The details of the speculation above are not assured. But where I think they are accurate, is in highlighting Israel’s direction of travel if, by its lights, it ‘wins’ in Gaza, and the OPT generally.
I leave to one side that the notion of Israel ‘winning’ is not a category with a foothold in the real world. Israel cannot ‘win’, it can only sink further into the mire of its own misconceptions, taking it further down the road to its ultimate dissolution.
For Israel to realise the perverse vision of the future envisaged by Gvir, Smotrich, Lieberman, Netanyahu and others – Greater Israel and Jewish supremacy – requires an exacerbated form of militarism to sustain it. Palestinians will not go away. Their resistance, armed and otherwise, will be a feature of Israel’s future.
In these circumstances, Israel’s fascist tendencies will be amplified. The state will become even more militarised as the IDF, and para-militarised settlers, work to hold down Palestinians on multiple fronts: Gaza, West Bank, East Jerusalem.
Israelis will feel themselves to be under siege – a cruel paradox that won’t be lost on Gazans – more so than they do now. This will amplify the paradoxical tendency for Israelis to see themselves as at once tough, mighty, and smart, at the same time as feeling themselves to be victims, perpetual victims.
Above all, Israel is, and will continue to be, locked-into the belief that might-is-right. Israel is most eloquent in the language of violence.

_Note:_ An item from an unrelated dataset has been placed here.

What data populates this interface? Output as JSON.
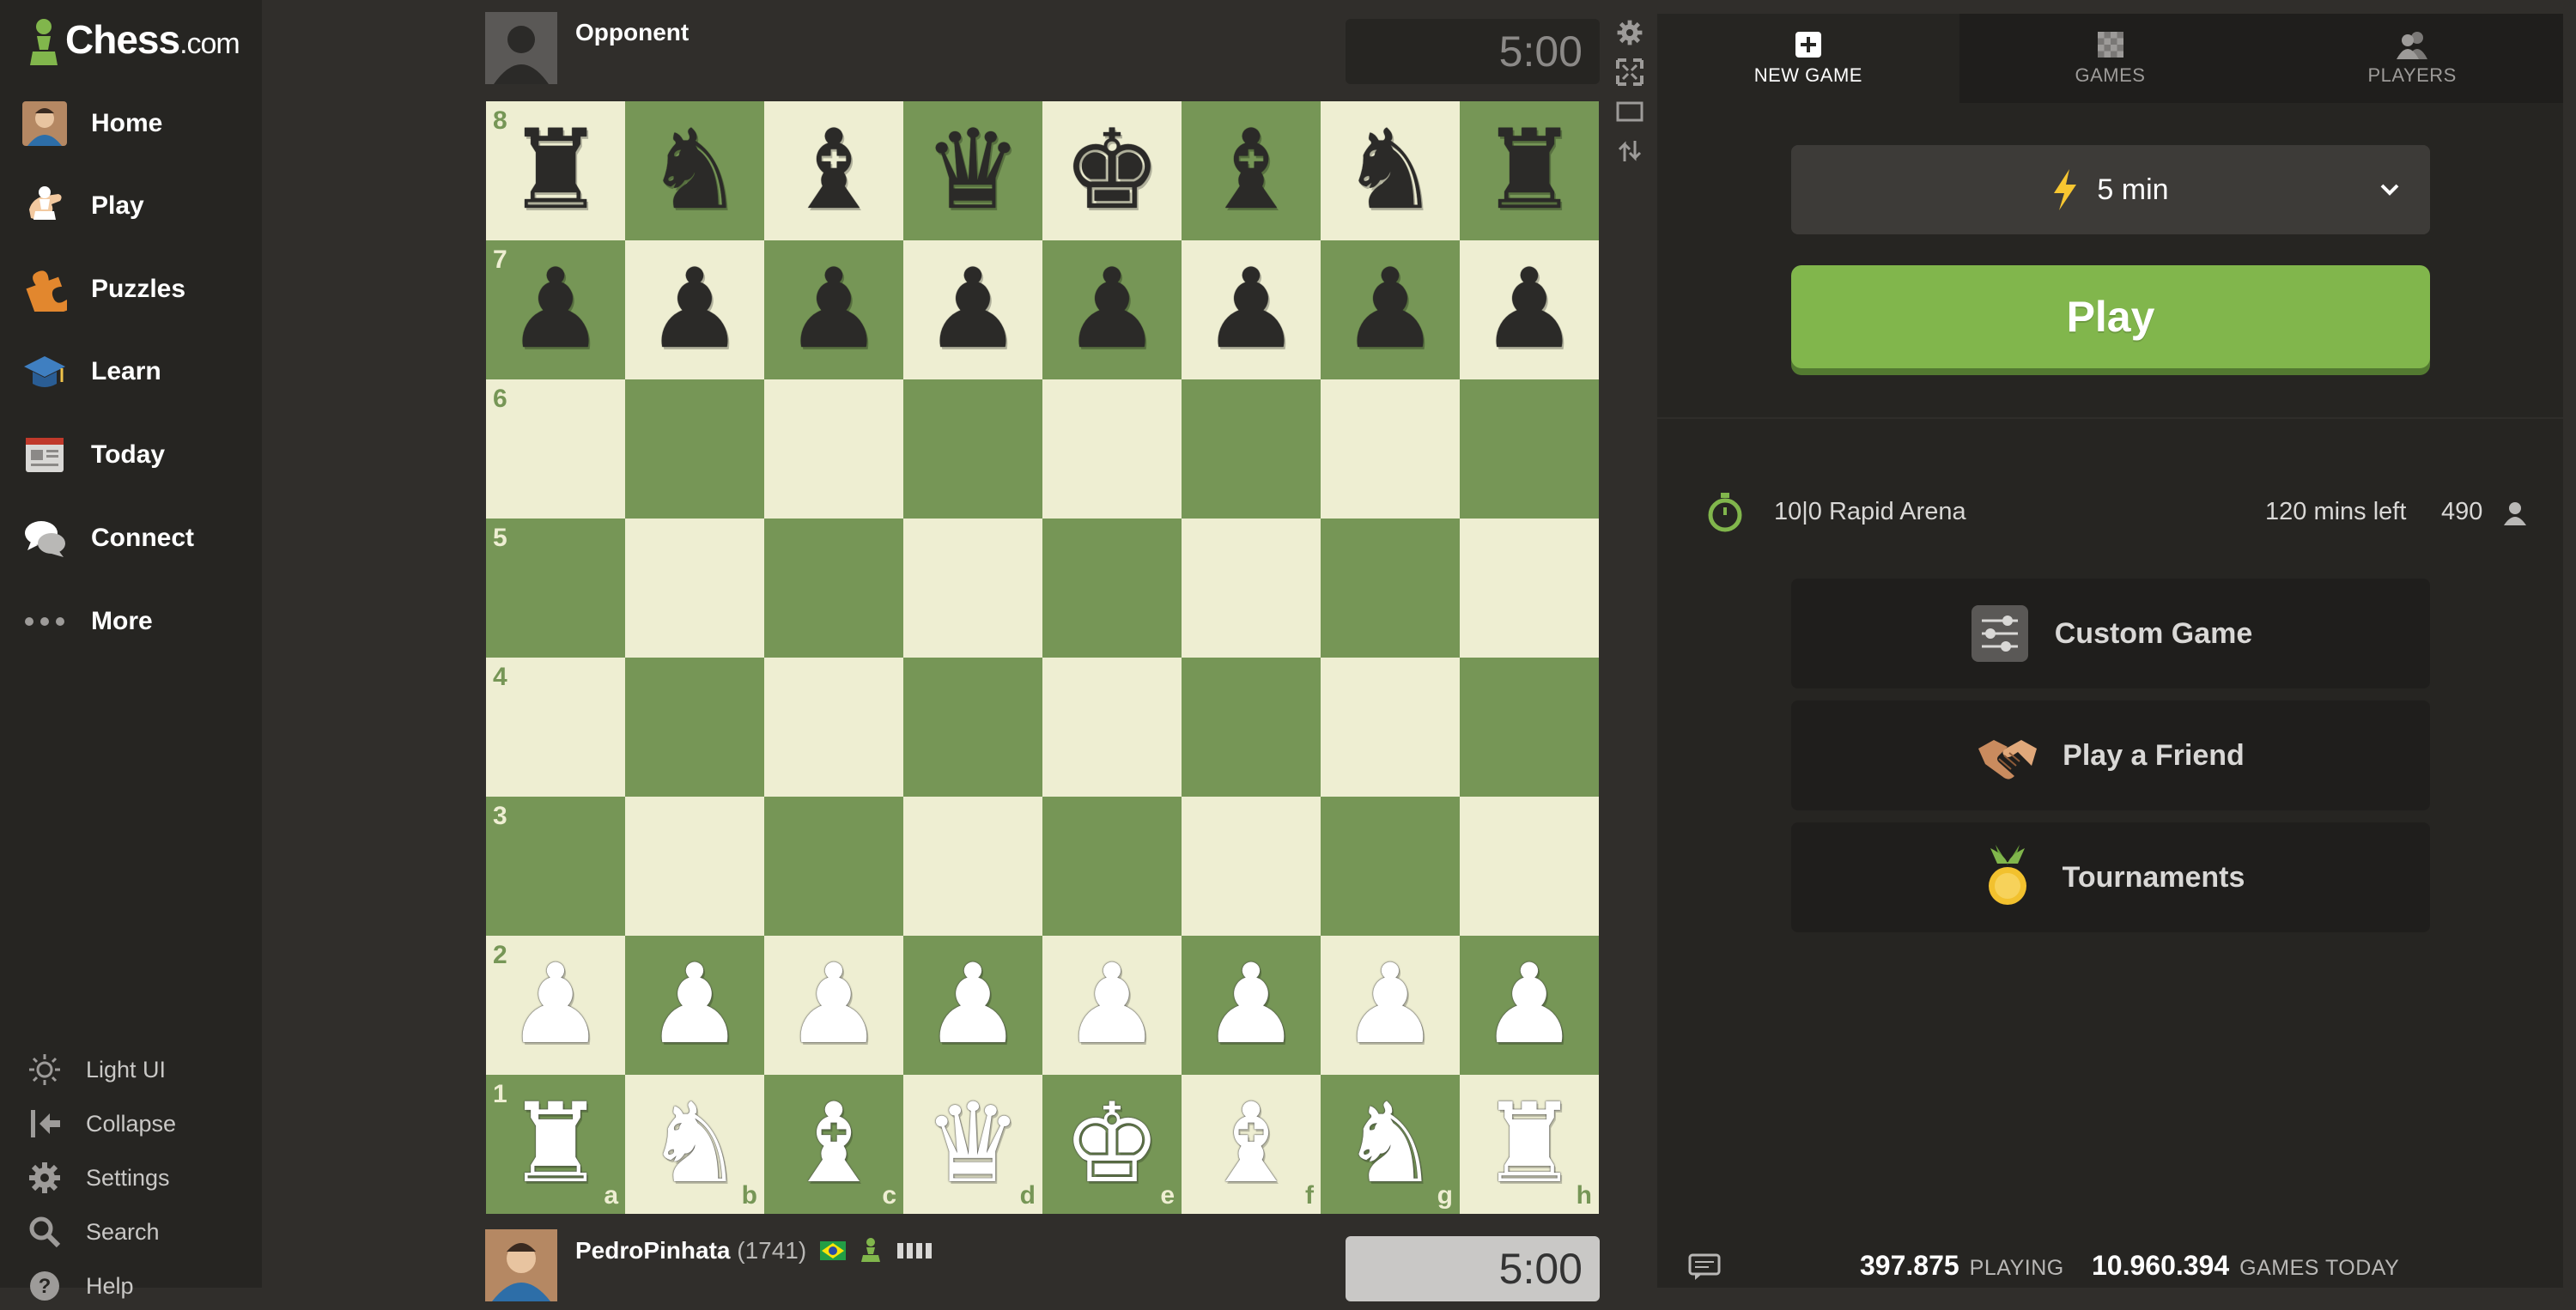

Geo-politically, Israel will be more reliant than ever on the support of the USA in particular. From the USA’s perspective, current interests are served by maintaining strong links with what amounts to a very needy state. But state interests can change, so current dispensations are ultimately more subject to potential change than may at first appear.
A dark place
The accumulation of factors adumbrated above, and others not enumerated here, point to a society incapable of self-awareness, and therefore lacking the means to look beyond the dark place it has created for itself.
If self-awareness is the prerequisite to admitting the possibility of change, then Israel has been ill-served by its friends, very much including Israel-supporting Jewish citizens of other countries. To the extent that they’ve uncritically allowed Zionist doctrine to colonise the religion, Judaism, usurping it, distorting it, for as long as that stance continues, we are part of the problem, not the solution.
[1] Address at the Mapai’s Central Committee (December 1938) as quoted in Shabtai, Teveth, Ben-Gurion: The Burning Ground, 1886-1948.